Criteria for a Data Replication Solution
In my last post we looked at the environmental drivers for the assessment criteria for a data replication solution, including environmental complexity, the need for application availability, the need to accommodate different types of systems and models, the growing volumes of data, and going beyond a point-to-point set of solutions. As I suggested, these frame the dimensions by which one might scope a data replication solution, and in conversations with both Ash Parikh and Terry Simonds from Informatica (here is the third installment of that conversation), we shared some thoughts about how they are approaching these dimensions in ways that reduce costs, speed delivery, and limit risk:
- Ease of implementation – Instead of defaulting to working within the framework of complex systems that are managed via command-line operation and parameter-based scripts, look for a data replication solution that reflects simplistic configurability via GUI-based tools and reusable components that can deployed directly as services. This approach reduces the effort for programming and configuring scripts, both speeding delivery while reducing costs.
- Non-intrusiveness – The process for initial synchronization of a replica should connect to the sources and extract data rapidly without introducing any kind of performance drag on the source system. Thereafter by utilizing a data replication technology based on log-based change data capture for continuous incremental delivery of data, , the degree of intrusiveness into the production environment is minimized. With a nonintrusive data replication solution, the work necessary for maintaining a consistent set of replicas is amortized over time, and once initially configured, has a relatively small demand on resources.
- Heterogeneity – This is critical to enable a seamless range of data availability. As I have noted in the last two posts, there is bound to be a wide variety of hardware, software, database, and data models that need to be made available, so a desirable feature of a data replication solution is broad support for heterogeneous systems.

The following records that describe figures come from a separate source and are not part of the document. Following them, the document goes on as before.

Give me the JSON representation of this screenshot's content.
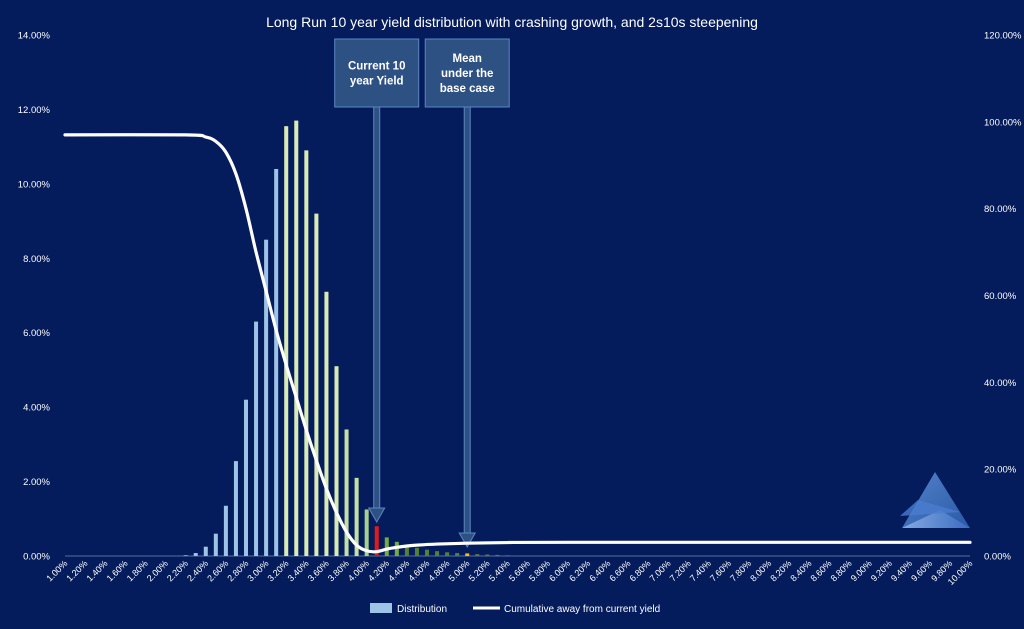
{
  "chart_data": {
    "type": "bar",
    "title": "Long Run 10 year yield distribution with crashing growth, and 2s10s steepening",
    "x_range": [
      1.0,
      10.0
    ],
    "x_step": 0.1,
    "x_tick_step": 0.2,
    "x_tick_format": "percent_2dp",
    "y_left": {
      "min": 0,
      "max": 14,
      "step": 2,
      "format": "percent_2dp"
    },
    "y_right": {
      "min": 0,
      "max": 120,
      "step": 20,
      "format": "percent_2dp"
    },
    "series": [
      {
        "name": "Distribution",
        "type": "bar",
        "axis": "left",
        "points": [
          {
            "x": 2.2,
            "y": 0.02,
            "color": "#9dc3e6"
          },
          {
            "x": 2.3,
            "y": 0.08,
            "color": "#9dc3e6"
          },
          {
            "x": 2.4,
            "y": 0.25,
            "color": "#9dc3e6"
          },
          {
            "x": 2.5,
            "y": 0.6,
            "color": "#9dc3e6"
          },
          {
            "x": 2.6,
            "y": 1.35,
            "color": "#9dc3e6"
          },
          {
            "x": 2.7,
            "y": 2.55,
            "color": "#9dc3e6"
          },
          {
            "x": 2.8,
            "y": 4.2,
            "color": "#9dc3e6"
          },
          {
            "x": 2.9,
            "y": 6.3,
            "color": "#9dc3e6"
          },
          {
            "x": 3.0,
            "y": 8.5,
            "color": "#9dc3e6"
          },
          {
            "x": 3.1,
            "y": 10.4,
            "color": "#9dc3e6"
          },
          {
            "x": 3.2,
            "y": 11.55,
            "color": "#d9ebb5"
          },
          {
            "x": 3.3,
            "y": 11.7,
            "color": "#d9ebb5"
          },
          {
            "x": 3.4,
            "y": 10.9,
            "color": "#d9ebb5"
          },
          {
            "x": 3.5,
            "y": 9.2,
            "color": "#d9ebb5"
          },
          {
            "x": 3.6,
            "y": 7.1,
            "color": "#d9ebb5"
          },
          {
            "x": 3.7,
            "y": 5.1,
            "color": "#d9ebb5"
          },
          {
            "x": 3.8,
            "y": 3.4,
            "color": "#c5e0a5"
          },
          {
            "x": 3.9,
            "y": 2.1,
            "color": "#c5e0a5"
          },
          {
            "x": 4.0,
            "y": 1.25,
            "color": "#a9d18e"
          },
          {
            "x": 4.1,
            "y": 0.8,
            "color": "#e31a1c"
          },
          {
            "x": 4.2,
            "y": 0.5,
            "color": "#70ad47"
          },
          {
            "x": 4.3,
            "y": 0.38,
            "color": "#70ad47"
          },
          {
            "x": 4.4,
            "y": 0.28,
            "color": "#548235"
          },
          {
            "x": 4.5,
            "y": 0.22,
            "color": "#548235"
          },
          {
            "x": 4.6,
            "y": 0.17,
            "color": "#548235"
          },
          {
            "x": 4.7,
            "y": 0.13,
            "color": "#548235"
          },
          {
            "x": 4.8,
            "y": 0.1,
            "color": "#548235"
          },
          {
            "x": 4.9,
            "y": 0.08,
            "color": "#548235"
          },
          {
            "x": 5.0,
            "y": 0.07,
            "color": "#ffc000"
          },
          {
            "x": 5.1,
            "y": 0.05,
            "color": "#548235"
          },
          {
            "x": 5.2,
            "y": 0.04,
            "color": "#548235"
          },
          {
            "x": 5.3,
            "y": 0.03,
            "color": "#548235"
          },
          {
            "x": 5.4,
            "y": 0.02,
            "color": "#548235"
          }
        ]
      },
      {
        "name": "Cumulative away from current yield",
        "type": "line",
        "axis": "right",
        "color": "#ffffff",
        "points": [
          [
            1.0,
            97
          ],
          [
            2.2,
            97
          ],
          [
            2.4,
            96.5
          ],
          [
            2.5,
            95.5
          ],
          [
            2.6,
            93
          ],
          [
            2.7,
            88
          ],
          [
            2.8,
            80
          ],
          [
            2.9,
            70
          ],
          [
            3.0,
            61
          ],
          [
            3.1,
            52
          ],
          [
            3.2,
            44
          ],
          [
            3.3,
            36.5
          ],
          [
            3.4,
            29
          ],
          [
            3.5,
            22
          ],
          [
            3.6,
            15.5
          ],
          [
            3.7,
            10
          ],
          [
            3.8,
            5.5
          ],
          [
            3.9,
            2.5
          ],
          [
            4.0,
            1.2
          ],
          [
            4.1,
            1.0
          ],
          [
            4.2,
            1.6
          ],
          [
            4.3,
            2.0
          ],
          [
            4.4,
            2.3
          ],
          [
            4.5,
            2.5
          ],
          [
            4.7,
            2.75
          ],
          [
            5.0,
            2.95
          ],
          [
            5.4,
            3.1
          ],
          [
            6.0,
            3.15
          ],
          [
            10.0,
            3.15
          ]
        ]
      }
    ],
    "annotations": [
      {
        "text_lines": [
          "Current 10",
          "year Yield"
        ],
        "x": 4.1
      },
      {
        "text_lines": [
          "Mean",
          "under the",
          "base case"
        ],
        "x": 5.0
      }
    ],
    "legend": {
      "position": "bottom-center",
      "items": [
        "Distribution",
        "Cumulative away from current yield"
      ]
    },
    "grid": false
  }
}
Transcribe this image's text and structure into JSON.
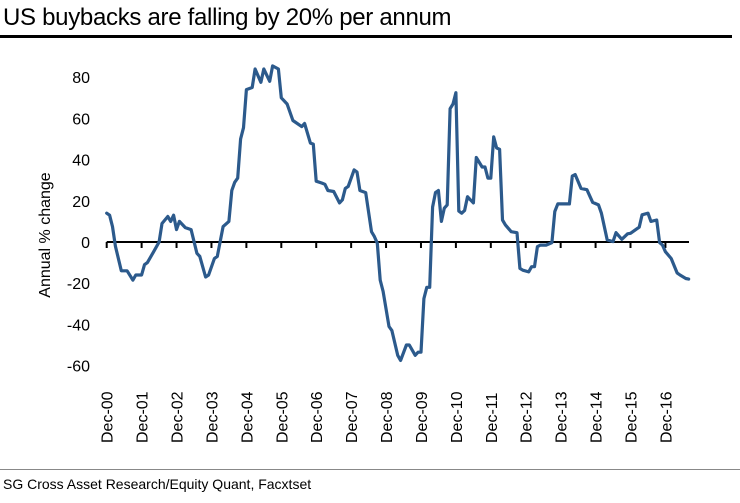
{
  "title": "US buybacks are falling by 20% per annum",
  "source": "SG Cross Asset Research/Equity Quant, Facxtset",
  "colors": {
    "line": "#2c5a8c",
    "axis": "#000000"
  },
  "chart_data": {
    "type": "line",
    "title": "US buybacks are falling by 20% per annum",
    "xlabel": "",
    "ylabel": "Annual % change",
    "ylim": [
      -60,
      85
    ],
    "yticks": [
      80,
      60,
      40,
      20,
      0,
      -20,
      -40,
      -60
    ],
    "xticks": [
      "Dec-00",
      "Dec-01",
      "Dec-02",
      "Dec-03",
      "Dec-04",
      "Dec-05",
      "Dec-06",
      "Dec-07",
      "Dec-08",
      "Dec-09",
      "Dec-10",
      "Dec-11",
      "Dec-12",
      "Dec-13",
      "Dec-14",
      "Dec-15",
      "Dec-16"
    ],
    "grid": false,
    "legend": "none",
    "series": [
      {
        "points": [
          [
            "2000-12",
            14
          ],
          [
            "2001-01",
            13
          ],
          [
            "2001-02",
            7.5
          ],
          [
            "2001-03",
            -2
          ],
          [
            "2001-05",
            -14
          ],
          [
            "2001-07",
            -14
          ],
          [
            "2001-09",
            -18.5
          ],
          [
            "2001-10",
            -16
          ],
          [
            "2001-12",
            -16
          ],
          [
            "2002-01",
            -11
          ],
          [
            "2002-02",
            -10
          ],
          [
            "2002-04",
            -5
          ],
          [
            "2002-06",
            0
          ],
          [
            "2002-07",
            9
          ],
          [
            "2002-09",
            12.4
          ],
          [
            "2002-10",
            10
          ],
          [
            "2002-11",
            13
          ],
          [
            "2002-12",
            6
          ],
          [
            "2003-01",
            10
          ],
          [
            "2003-03",
            7
          ],
          [
            "2003-05",
            6
          ],
          [
            "2003-07",
            -5.5
          ],
          [
            "2003-08",
            -7
          ],
          [
            "2003-10",
            -17
          ],
          [
            "2003-11",
            -16
          ],
          [
            "2004-01",
            -8
          ],
          [
            "2004-02",
            -7
          ],
          [
            "2004-04",
            7.5
          ],
          [
            "2004-06",
            10
          ],
          [
            "2004-07",
            25
          ],
          [
            "2004-08",
            29
          ],
          [
            "2004-09",
            31
          ],
          [
            "2004-10",
            50
          ],
          [
            "2004-11",
            55.5
          ],
          [
            "2004-12",
            74
          ],
          [
            "2005-02",
            75
          ],
          [
            "2005-03",
            84
          ],
          [
            "2005-05",
            77.5
          ],
          [
            "2005-06",
            84
          ],
          [
            "2005-08",
            78
          ],
          [
            "2005-09",
            85.5
          ],
          [
            "2005-11",
            84
          ],
          [
            "2005-12",
            70
          ],
          [
            "2006-02",
            67
          ],
          [
            "2006-04",
            59
          ],
          [
            "2006-07",
            56
          ],
          [
            "2006-08",
            57.5
          ],
          [
            "2006-10",
            48
          ],
          [
            "2006-11",
            47.5
          ],
          [
            "2006-12",
            29.5
          ],
          [
            "2007-02",
            28.6
          ],
          [
            "2007-03",
            28
          ],
          [
            "2007-04",
            25
          ],
          [
            "2007-06",
            24.5
          ],
          [
            "2007-08",
            19
          ],
          [
            "2007-09",
            20.5
          ],
          [
            "2007-10",
            26
          ],
          [
            "2007-11",
            27
          ],
          [
            "2008-01",
            35
          ],
          [
            "2008-02",
            34
          ],
          [
            "2008-03",
            25
          ],
          [
            "2008-05",
            24
          ],
          [
            "2008-07",
            5
          ],
          [
            "2008-08",
            2.6
          ],
          [
            "2008-09",
            -0.6
          ],
          [
            "2008-10",
            -18.5
          ],
          [
            "2008-11",
            -24
          ],
          [
            "2009-01",
            -41
          ],
          [
            "2009-02",
            -43
          ],
          [
            "2009-04",
            -55
          ],
          [
            "2009-05",
            -57.5
          ],
          [
            "2009-07",
            -50
          ],
          [
            "2009-08",
            -50
          ],
          [
            "2009-10",
            -55
          ],
          [
            "2009-11",
            -53.5
          ],
          [
            "2009-12",
            -53.5
          ],
          [
            "2010-01",
            -27.5
          ],
          [
            "2010-02",
            -22
          ],
          [
            "2010-03",
            -22
          ],
          [
            "2010-04",
            17
          ],
          [
            "2010-05",
            24
          ],
          [
            "2010-06",
            25
          ],
          [
            "2010-07",
            10
          ],
          [
            "2010-08",
            16.4
          ],
          [
            "2010-09",
            18
          ],
          [
            "2010-10",
            64.7
          ],
          [
            "2010-11",
            67
          ],
          [
            "2010-12",
            72.5
          ],
          [
            "2011-01",
            15
          ],
          [
            "2011-02",
            14
          ],
          [
            "2011-03",
            15.3
          ],
          [
            "2011-04",
            22
          ],
          [
            "2011-05",
            20.5
          ],
          [
            "2011-06",
            19
          ],
          [
            "2011-07",
            41
          ],
          [
            "2011-09",
            36.4
          ],
          [
            "2011-10",
            36.4
          ],
          [
            "2011-11",
            31
          ],
          [
            "2011-12",
            31
          ],
          [
            "2012-01",
            51
          ],
          [
            "2012-02",
            45.7
          ],
          [
            "2012-03",
            45
          ],
          [
            "2012-04",
            10.7
          ],
          [
            "2012-05",
            8.3
          ],
          [
            "2012-07",
            5
          ],
          [
            "2012-09",
            4.5
          ],
          [
            "2012-10",
            -12.8
          ],
          [
            "2012-11",
            -13.7
          ],
          [
            "2013-01",
            -14.5
          ],
          [
            "2013-02",
            -12
          ],
          [
            "2013-03",
            -12
          ],
          [
            "2013-04",
            -2.3
          ],
          [
            "2013-05",
            -1.5
          ],
          [
            "2013-07",
            -1.5
          ],
          [
            "2013-09",
            -0.3
          ],
          [
            "2013-10",
            14.8
          ],
          [
            "2013-11",
            18.5
          ],
          [
            "2014-03",
            18.5
          ],
          [
            "2014-04",
            32
          ],
          [
            "2014-05",
            32.7
          ],
          [
            "2014-07",
            26
          ],
          [
            "2014-09",
            25.4
          ],
          [
            "2014-11",
            19.2
          ],
          [
            "2015-01",
            18
          ],
          [
            "2015-02",
            14
          ],
          [
            "2015-04",
            1
          ],
          [
            "2015-06",
            0.2
          ],
          [
            "2015-07",
            4.5
          ],
          [
            "2015-09",
            1.3
          ],
          [
            "2015-11",
            4
          ],
          [
            "2015-12",
            4.2
          ],
          [
            "2016-02",
            6.2
          ],
          [
            "2016-03",
            7.2
          ],
          [
            "2016-04",
            13.2
          ],
          [
            "2016-06",
            14
          ],
          [
            "2016-07",
            10
          ],
          [
            "2016-09",
            10.7
          ],
          [
            "2016-10",
            -0.3
          ],
          [
            "2016-11",
            -1.5
          ],
          [
            "2016-12",
            -4.7
          ],
          [
            "2017-02",
            -8
          ],
          [
            "2017-04",
            -15
          ],
          [
            "2017-05",
            -16
          ],
          [
            "2017-07",
            -17.7
          ],
          [
            "2017-08",
            -18
          ]
        ]
      }
    ]
  }
}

- Scalability – Many solutions can be scaled with enough application of elbow grease. However, automating the capabilities that make a solution scalable (such as automatic determination of optimal methods of data loading, automated parallelization, and deployment across commodity components) reduces effort and decreases costs.
- End-to-end interoperability – Lastly, there is a growing recognition that data integration in general is becoming more of a fundamental infrastructure requirement (as opposed to a supporting technology on a project-by-project basis). Replication itself should support the full spectrum of data availability, from a standardized set of methods for accessing data sources to standards for data delivery, and be part of a holistic strategy for data integration. Look for vendors whose data replication solutions are not dissociated from an end-to-end approach to data integration.

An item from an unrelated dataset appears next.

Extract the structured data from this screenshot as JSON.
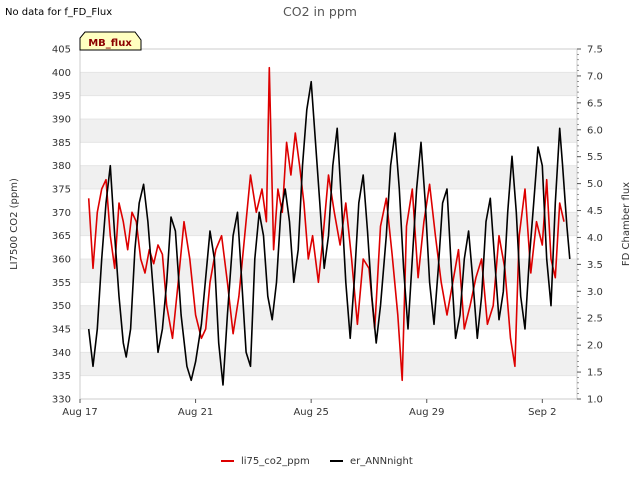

While data replication has long been deployed to ensure predictable performance for geographically disperse environments or as part of a general business continuity strategy for continuous availability, these criteria also address newer usage scenarios such as data warehouse population and continuous refresh and synchronization of data to ensure consistency across different operational environments, as well as supporting master data management and data federation and virtualization. Therefore, keeping these criteria in mind for evaluation will help decision-makers determine the solutions that best meet their holistic operational and analytical data availability requirements.